The investment plan also allocates $10 million for production of “zero- and near-zero-carbon fuels.”

Despite considerable ongoing investments in public charging by the CEC, utilities, Electrify America and others, the CEC estimates that California will fall approximately 81,600 chargers short of the 250,000 needed to support the state’s goal of 1.5 million ZEVs on the road by 2025.

Among the solutions that the CEC is promoting to close the gap are:

  • Technologies that provide more effective charging
  • Zero-emission car- and ride-sharing programs that make better use of charging infrastructure
  • Streamlined incentives for charging infrastructure that leverage more private capital

The Clean Transportation Program was created in 2007, and has invested nearly $830 million to more than 600 projects covering a broad spectrum of alternative fuels and technologies.

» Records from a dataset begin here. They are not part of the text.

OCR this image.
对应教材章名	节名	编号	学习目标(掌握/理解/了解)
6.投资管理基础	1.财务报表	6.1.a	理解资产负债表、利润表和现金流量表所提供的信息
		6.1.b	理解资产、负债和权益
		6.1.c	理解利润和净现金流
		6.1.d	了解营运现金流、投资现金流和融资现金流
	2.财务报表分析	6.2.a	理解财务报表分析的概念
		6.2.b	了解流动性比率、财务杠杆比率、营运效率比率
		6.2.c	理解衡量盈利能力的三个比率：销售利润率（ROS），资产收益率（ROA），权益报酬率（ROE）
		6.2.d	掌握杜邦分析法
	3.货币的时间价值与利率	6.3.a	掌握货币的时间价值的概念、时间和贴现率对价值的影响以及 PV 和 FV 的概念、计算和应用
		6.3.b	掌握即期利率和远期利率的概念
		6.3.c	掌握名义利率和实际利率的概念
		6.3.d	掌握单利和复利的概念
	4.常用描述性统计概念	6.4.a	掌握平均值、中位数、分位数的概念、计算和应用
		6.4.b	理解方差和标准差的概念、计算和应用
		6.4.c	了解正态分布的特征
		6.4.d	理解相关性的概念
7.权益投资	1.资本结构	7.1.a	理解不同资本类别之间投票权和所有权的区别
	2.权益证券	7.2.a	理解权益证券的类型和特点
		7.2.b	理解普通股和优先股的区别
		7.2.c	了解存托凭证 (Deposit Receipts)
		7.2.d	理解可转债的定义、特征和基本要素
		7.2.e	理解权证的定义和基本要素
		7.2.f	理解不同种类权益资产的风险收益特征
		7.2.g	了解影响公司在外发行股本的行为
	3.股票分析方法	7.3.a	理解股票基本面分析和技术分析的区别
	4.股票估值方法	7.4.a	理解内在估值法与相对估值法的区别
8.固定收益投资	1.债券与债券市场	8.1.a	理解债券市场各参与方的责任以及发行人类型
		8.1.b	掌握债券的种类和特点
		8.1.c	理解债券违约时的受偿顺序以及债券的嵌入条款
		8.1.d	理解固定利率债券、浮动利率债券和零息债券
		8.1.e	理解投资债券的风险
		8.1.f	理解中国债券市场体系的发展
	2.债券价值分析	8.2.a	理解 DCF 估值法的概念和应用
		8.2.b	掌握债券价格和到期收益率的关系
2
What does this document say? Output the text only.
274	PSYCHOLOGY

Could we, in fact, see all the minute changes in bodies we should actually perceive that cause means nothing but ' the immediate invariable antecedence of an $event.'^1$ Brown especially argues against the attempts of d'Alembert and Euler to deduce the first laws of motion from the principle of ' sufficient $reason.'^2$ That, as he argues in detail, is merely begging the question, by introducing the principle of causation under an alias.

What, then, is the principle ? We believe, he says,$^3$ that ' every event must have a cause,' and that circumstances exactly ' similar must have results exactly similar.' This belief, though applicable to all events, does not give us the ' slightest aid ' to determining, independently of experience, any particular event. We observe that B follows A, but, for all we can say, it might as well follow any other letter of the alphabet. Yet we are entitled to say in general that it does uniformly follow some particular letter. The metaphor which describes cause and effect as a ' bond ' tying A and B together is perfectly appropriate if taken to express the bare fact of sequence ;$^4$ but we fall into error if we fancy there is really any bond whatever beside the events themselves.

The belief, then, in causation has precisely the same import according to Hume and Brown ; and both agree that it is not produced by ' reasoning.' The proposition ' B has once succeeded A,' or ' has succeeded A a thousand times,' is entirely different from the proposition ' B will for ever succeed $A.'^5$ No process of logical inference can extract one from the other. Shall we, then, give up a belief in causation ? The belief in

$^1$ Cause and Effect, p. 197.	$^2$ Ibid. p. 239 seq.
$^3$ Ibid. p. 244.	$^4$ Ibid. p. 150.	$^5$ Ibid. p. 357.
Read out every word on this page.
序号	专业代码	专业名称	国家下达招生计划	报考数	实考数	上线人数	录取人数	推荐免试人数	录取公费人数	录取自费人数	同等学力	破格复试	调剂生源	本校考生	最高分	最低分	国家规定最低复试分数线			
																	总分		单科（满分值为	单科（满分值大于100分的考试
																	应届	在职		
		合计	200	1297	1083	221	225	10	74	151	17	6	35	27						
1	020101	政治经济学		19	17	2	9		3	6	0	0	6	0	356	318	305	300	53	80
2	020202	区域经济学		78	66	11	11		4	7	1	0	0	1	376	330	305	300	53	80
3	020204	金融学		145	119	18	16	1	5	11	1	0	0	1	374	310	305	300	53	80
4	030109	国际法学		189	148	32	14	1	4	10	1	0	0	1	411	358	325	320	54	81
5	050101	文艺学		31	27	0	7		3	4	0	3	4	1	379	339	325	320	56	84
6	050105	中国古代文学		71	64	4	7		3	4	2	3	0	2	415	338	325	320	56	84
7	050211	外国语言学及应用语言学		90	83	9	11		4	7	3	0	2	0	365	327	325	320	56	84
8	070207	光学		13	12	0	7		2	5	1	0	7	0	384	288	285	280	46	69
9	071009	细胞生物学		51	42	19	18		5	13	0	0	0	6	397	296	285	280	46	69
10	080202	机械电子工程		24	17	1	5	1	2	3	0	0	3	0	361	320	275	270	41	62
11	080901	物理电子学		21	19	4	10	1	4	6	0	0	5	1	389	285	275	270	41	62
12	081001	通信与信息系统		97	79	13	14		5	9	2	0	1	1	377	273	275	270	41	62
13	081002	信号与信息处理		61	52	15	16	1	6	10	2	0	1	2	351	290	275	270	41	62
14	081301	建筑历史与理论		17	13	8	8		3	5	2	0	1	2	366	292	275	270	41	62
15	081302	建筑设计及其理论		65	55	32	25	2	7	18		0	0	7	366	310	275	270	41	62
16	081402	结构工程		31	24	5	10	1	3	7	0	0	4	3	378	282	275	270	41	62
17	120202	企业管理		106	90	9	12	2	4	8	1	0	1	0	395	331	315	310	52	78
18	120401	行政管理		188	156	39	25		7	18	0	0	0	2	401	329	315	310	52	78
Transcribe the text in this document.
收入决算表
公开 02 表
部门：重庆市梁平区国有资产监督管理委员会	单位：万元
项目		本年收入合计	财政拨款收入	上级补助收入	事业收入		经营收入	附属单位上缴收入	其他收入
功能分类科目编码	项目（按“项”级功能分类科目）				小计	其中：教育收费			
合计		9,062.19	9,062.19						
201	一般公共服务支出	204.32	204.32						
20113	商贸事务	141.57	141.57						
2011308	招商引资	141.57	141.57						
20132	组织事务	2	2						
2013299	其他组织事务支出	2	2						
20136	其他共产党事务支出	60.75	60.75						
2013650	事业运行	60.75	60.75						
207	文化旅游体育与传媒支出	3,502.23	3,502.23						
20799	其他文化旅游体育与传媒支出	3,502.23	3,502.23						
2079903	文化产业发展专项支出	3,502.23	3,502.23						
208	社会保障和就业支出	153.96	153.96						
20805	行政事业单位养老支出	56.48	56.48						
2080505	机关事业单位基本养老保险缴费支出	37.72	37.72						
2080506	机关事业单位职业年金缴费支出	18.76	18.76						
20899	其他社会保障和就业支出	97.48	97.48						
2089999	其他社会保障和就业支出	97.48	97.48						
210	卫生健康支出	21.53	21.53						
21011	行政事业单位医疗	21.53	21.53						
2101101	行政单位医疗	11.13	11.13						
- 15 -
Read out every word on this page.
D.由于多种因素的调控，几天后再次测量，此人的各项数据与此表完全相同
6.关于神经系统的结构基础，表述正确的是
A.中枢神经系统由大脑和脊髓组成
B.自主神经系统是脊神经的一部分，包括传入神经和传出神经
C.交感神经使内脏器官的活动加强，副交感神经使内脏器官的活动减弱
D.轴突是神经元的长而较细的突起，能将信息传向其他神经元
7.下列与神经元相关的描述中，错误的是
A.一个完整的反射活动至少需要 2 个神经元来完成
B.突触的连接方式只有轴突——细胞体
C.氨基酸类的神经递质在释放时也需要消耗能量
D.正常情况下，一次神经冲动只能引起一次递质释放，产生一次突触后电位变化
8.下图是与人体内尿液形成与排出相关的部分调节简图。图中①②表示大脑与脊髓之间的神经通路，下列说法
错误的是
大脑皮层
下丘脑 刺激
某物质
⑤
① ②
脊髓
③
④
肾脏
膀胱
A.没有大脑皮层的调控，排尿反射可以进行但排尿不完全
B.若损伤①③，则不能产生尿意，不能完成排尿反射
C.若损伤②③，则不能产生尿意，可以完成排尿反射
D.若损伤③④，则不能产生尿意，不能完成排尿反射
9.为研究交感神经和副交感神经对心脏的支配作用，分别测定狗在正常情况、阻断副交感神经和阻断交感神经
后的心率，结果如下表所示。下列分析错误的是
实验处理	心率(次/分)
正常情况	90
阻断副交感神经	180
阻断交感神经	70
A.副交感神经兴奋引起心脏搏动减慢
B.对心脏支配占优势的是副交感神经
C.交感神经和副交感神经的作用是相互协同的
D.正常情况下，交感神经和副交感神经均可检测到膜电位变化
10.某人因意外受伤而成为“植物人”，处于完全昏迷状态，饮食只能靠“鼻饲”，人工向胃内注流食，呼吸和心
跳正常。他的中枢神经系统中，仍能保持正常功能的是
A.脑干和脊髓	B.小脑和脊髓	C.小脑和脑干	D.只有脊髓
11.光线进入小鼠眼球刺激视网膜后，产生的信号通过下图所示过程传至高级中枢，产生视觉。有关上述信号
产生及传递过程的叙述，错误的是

“This plan makes strategic investments in zero-emission fuels and technologies, including charging infrastructure, that will help the state reach its climate and clean air goals,” said CEC Commissioner Patty Monahan. “We are tackling the chicken and egg problem of charging infrastructure and ZEVs, so electric vehicle drivers will feel more confident they can conveniently recharge their vehicles.”